Several fragments appear to involve the characters' reactions to the revelations in the play. It is not always clear who the speaker is, but in one fragment (549) Oedipus might be commenting on how much can change in a single day, and in another (554a) Creon apparently states his view that "a bad man should always be treated badly," and that he would violate sanctuary and risk the wrath of the gods in order to accomplish this. Several of these fragments have been ascribed to Jocasta. In one of these fragments (551), she notes that envy destroyed Oedipus, destroying her too. In at least two fragments (545 and 545a), Jocasta describes what a sensible wife should do, particularly serving and supporting her husband.

==Plot==
It is clear from the fragments that Oedipus contained a description of Oedipus' defeating the Sphinx and his blinding by a servant of Laius. The context of the description of the defeat of the Sphinx is not universally agreed upon. Some scholars believe that the action of the play began with Oedipus defeating the Sphinx, and then moved quickly to the revelations that Oedipus killed the previous king Laius and then that Laius and Jocasta were Oedipus' biological parents.

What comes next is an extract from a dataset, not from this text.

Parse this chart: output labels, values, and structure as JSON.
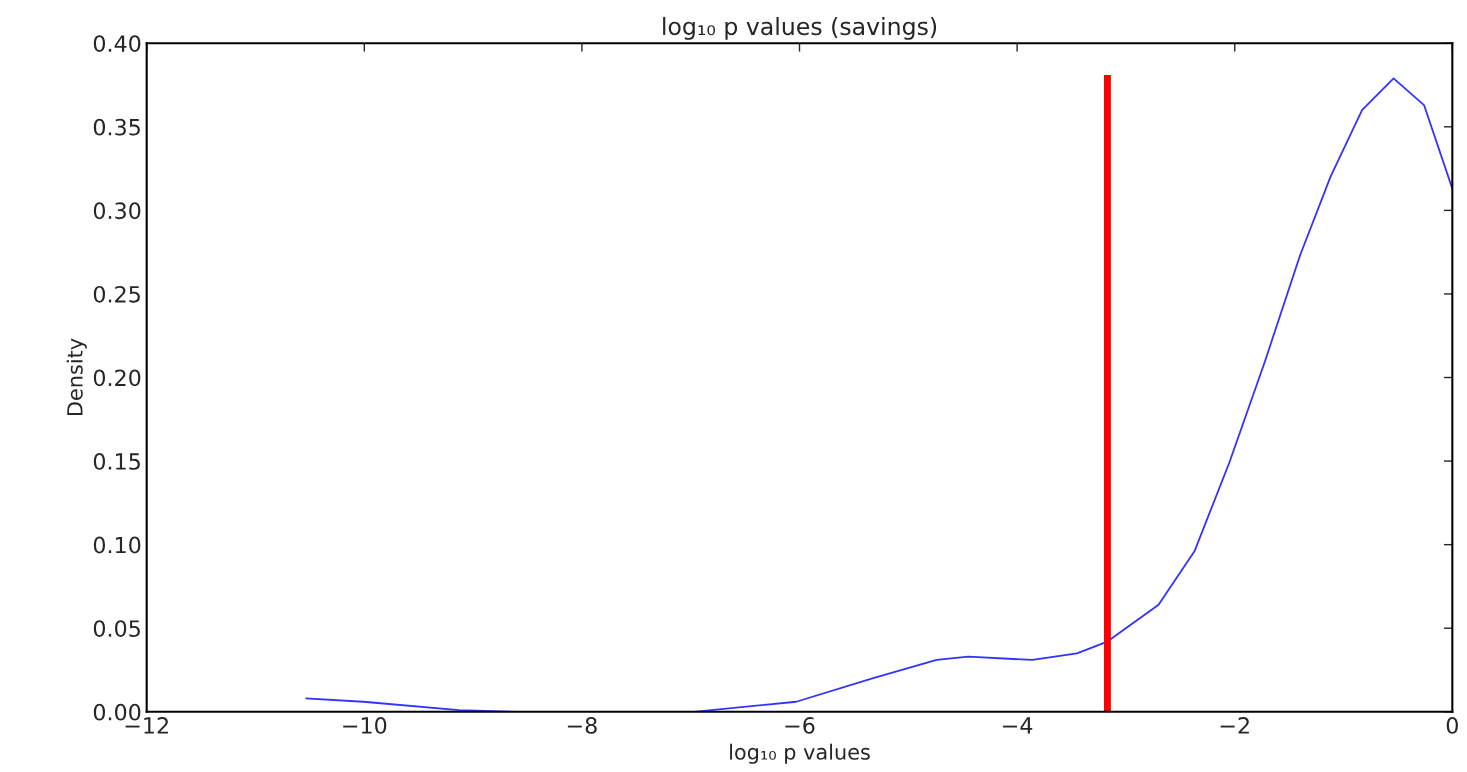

In "Uberlegungen zum Oedipus des Euripides" (1990), Martin Hose suggested a reconstruction of the plot of Oedipus as follows. Oedipus' adoptive mother Periboea arrives in Thebes to tell him that his (adopted) father Polybus has died. Oedipus is as yet unaware that he is adopted, and believes Periboea and Polybus to be his biological parents. Oedipus proudly tells Periboea how he defeated the Sphinx, earning for himself the newly vacant throne of Thebes and marriage to Thebes' newly widowed queen Jocasta. Periboea arrived in Thebes in a chariot that Oedipus had sent her as a gift, which had belonged to the previous king Laius and which Laius was riding when he was killed. Laius' servants would have recognized the chariot, thus realizing that Oedipus was the killer of Laius, and blind him as punishment for the deed. Creon might have been involved in the blinding. As yet, it would not have been revealed that Oedipus was the biological son of Laius, and hence the fragment describing the blinding refers to Oedipus as the son of Polybus. The blind Oedipus has a scene with Jocasta and possibly Periboea in which the fact that his biological parents are Laius and Jocasta is revealed. Menoetes, another servant of Laius who had originally exposed Oedipus when he was born, might have played a role in this recognition scene as well. As a result of this revelation, Creon wants to exile Oedipus as further punishment, generating the later fragments. These include Jocasta's support for and sharing of moral responsibility with Oedipus and her accusing Creon of jealousy of Oedipus, which led to the catastrophe. Most scholars agree that the play ended with Jocasta joining Oedipus in exile.

==Date==
The date for Oedipus has not been definitively established but metrical analysis on the extant fragments, particularly the incidence of resolutions by Cropp and Fick, indicates that the play was likely written in the latter part of Euripides' life, between 419 BCE and 406 BCE, and most likely after 415 BCE.